The icing on the wedding cake comes today as Gov. Tom Corbett announced the state would not appeal the ruling. This makes Pennsylvania the nineteenth state, plus the District of Columbia, where gay and lesbian couples can legally marry. Gov. Corbett released the following statement on his website:
“I have thoroughly reviewed Judge Jones’ opinion in the Whitewood case. Given the high legal threshold set forth by Judge Jones in this case, the case is extremely unlikely to succeed on appeal. Therefore, after review of the opinion and on the advice of my Commonwealth legal team, ...I have decided not to appeal Judge Jones’ decision.
“As a Roman Catholic, the traditional teaching of my faith has not wavered. I continue to maintain the belief that marriage is between one man and one woman.
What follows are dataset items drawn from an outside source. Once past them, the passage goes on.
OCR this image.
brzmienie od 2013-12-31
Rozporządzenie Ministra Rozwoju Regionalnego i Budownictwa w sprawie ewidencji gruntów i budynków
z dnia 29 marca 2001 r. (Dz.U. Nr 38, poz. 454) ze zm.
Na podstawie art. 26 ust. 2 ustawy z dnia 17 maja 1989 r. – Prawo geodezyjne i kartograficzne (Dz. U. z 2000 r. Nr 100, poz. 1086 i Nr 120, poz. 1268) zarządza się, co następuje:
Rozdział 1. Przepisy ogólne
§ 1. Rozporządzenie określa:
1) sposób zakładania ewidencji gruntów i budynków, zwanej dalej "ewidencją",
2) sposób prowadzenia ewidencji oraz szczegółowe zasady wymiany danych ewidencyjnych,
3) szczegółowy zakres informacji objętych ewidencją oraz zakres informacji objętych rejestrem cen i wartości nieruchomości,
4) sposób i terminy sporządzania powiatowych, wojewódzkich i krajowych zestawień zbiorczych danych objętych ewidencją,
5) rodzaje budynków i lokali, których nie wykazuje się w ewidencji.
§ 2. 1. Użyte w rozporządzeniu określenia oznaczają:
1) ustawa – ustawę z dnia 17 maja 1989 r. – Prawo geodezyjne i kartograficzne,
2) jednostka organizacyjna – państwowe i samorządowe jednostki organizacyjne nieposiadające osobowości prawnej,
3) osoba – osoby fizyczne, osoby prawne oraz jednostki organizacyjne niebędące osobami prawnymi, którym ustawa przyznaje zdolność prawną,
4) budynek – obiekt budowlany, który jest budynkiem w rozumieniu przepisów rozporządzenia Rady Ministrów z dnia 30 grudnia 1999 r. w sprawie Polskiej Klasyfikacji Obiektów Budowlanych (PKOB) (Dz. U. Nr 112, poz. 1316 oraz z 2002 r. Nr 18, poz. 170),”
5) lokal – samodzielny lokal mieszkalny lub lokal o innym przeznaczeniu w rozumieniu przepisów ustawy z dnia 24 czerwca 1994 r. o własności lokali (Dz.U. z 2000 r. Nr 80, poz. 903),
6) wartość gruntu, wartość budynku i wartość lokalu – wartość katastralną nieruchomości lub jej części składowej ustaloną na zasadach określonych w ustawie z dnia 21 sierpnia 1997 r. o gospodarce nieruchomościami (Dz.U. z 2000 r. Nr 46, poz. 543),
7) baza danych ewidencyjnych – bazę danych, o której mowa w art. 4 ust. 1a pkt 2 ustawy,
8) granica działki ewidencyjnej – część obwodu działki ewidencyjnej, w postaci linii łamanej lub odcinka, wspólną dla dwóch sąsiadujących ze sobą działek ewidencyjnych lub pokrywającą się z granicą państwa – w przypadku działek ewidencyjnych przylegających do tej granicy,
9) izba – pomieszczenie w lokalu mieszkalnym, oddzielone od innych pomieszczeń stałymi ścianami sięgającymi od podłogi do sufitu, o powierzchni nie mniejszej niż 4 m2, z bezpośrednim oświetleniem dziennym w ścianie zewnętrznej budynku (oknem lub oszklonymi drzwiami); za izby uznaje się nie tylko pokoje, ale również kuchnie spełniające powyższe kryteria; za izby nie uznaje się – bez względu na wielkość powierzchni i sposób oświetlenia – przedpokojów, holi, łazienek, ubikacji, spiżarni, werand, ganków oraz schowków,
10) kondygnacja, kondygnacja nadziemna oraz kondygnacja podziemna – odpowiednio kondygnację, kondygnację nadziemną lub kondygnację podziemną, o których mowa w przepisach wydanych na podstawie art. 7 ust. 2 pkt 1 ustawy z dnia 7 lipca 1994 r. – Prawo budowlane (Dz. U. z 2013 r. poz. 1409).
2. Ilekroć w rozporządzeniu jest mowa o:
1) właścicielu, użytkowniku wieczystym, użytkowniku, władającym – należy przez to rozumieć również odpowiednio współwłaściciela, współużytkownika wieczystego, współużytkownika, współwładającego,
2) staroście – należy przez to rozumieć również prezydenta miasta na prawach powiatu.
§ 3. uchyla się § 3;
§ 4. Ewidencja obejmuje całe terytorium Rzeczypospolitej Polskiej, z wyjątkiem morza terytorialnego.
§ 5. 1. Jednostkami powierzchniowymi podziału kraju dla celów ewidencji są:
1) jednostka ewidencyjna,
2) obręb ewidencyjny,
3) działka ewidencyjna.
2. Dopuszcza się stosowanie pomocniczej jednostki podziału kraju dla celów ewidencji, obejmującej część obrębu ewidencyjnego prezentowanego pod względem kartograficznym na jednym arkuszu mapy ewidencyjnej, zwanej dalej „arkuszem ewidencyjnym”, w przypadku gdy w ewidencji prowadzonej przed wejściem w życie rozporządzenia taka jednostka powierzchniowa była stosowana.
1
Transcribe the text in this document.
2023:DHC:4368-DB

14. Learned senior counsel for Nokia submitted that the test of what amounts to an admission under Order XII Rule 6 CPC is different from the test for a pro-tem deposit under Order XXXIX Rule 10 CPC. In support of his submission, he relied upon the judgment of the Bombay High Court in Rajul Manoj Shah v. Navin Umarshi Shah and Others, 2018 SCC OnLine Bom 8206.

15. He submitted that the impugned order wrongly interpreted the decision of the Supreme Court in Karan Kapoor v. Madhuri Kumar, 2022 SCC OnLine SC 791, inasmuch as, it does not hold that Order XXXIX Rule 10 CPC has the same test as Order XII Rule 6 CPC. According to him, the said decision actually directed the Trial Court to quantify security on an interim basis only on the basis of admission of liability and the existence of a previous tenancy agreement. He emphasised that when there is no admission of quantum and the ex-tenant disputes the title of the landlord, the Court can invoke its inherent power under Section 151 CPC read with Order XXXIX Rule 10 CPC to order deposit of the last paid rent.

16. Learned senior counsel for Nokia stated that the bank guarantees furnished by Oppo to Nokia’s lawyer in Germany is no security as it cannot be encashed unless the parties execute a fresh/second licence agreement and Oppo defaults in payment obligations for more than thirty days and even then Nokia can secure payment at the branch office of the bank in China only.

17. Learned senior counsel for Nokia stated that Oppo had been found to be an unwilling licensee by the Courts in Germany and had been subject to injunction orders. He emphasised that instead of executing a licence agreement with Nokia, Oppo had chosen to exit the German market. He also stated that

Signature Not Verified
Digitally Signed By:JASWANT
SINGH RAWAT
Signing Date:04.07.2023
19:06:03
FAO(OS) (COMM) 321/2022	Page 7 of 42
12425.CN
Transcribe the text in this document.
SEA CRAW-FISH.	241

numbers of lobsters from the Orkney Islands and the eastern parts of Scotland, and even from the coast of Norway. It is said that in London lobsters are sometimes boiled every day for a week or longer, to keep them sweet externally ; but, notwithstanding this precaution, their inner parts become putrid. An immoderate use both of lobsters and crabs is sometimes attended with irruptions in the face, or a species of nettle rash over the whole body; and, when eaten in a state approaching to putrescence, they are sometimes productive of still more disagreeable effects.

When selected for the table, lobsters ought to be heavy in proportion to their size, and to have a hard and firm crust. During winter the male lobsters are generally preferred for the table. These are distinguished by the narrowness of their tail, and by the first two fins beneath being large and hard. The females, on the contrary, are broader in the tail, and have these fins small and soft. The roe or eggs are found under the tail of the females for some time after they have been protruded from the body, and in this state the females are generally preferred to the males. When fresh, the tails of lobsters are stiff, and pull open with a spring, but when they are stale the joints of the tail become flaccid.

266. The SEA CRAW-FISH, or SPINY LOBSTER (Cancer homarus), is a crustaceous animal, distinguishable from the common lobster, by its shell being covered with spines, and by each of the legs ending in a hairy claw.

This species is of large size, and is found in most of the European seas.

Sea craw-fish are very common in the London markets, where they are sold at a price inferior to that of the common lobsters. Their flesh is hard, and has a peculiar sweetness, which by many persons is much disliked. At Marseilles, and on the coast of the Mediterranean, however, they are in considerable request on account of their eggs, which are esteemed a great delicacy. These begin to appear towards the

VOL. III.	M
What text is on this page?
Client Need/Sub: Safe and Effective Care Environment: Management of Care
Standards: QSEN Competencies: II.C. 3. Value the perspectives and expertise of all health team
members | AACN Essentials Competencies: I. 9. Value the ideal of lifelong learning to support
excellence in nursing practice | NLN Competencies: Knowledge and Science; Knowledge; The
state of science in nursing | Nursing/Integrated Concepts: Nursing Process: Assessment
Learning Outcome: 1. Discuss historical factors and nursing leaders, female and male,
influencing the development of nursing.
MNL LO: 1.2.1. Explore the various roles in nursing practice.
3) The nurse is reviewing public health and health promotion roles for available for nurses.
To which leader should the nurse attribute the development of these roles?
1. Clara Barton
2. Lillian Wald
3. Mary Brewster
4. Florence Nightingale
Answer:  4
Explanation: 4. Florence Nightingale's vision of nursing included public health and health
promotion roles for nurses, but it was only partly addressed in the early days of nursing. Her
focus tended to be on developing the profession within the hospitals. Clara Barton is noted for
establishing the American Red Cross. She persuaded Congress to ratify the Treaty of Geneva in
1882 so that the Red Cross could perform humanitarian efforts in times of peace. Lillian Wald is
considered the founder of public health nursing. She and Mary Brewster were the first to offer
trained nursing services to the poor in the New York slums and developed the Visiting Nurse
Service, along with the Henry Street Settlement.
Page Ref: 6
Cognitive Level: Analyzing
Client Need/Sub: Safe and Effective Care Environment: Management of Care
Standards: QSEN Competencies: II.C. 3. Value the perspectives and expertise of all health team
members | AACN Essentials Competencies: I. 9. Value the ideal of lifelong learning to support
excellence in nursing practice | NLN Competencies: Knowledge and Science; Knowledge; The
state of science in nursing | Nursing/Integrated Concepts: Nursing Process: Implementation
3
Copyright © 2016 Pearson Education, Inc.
My duties as Governor require that I follow the laws as interpreted by the Courts and make a judgment as to the likelihood of a successful appeal.
"Throughout the debate on this important and meaningful issue, I have maintained that Commonwealth officials and agencies would follow the provisions of Pennsylvania’s marriage law unless or until a court says otherwise. The court has spoken, and I will ensure that my administration follows the provisions of Judge Jones’ order with respect for all parties.
“It is my hope that as the important issue of same-sex relationships continues to be addressed in our society, that all involved be treated with respect.”
Currently, there are 44 cases challenging discriminatory marriage bans pending in federal courts. Since the U.S. Supreme court ruled in the historic Defense of Marriage Act and Prop 8 cases last summer, not a single state marriage ban has survived a court challenge.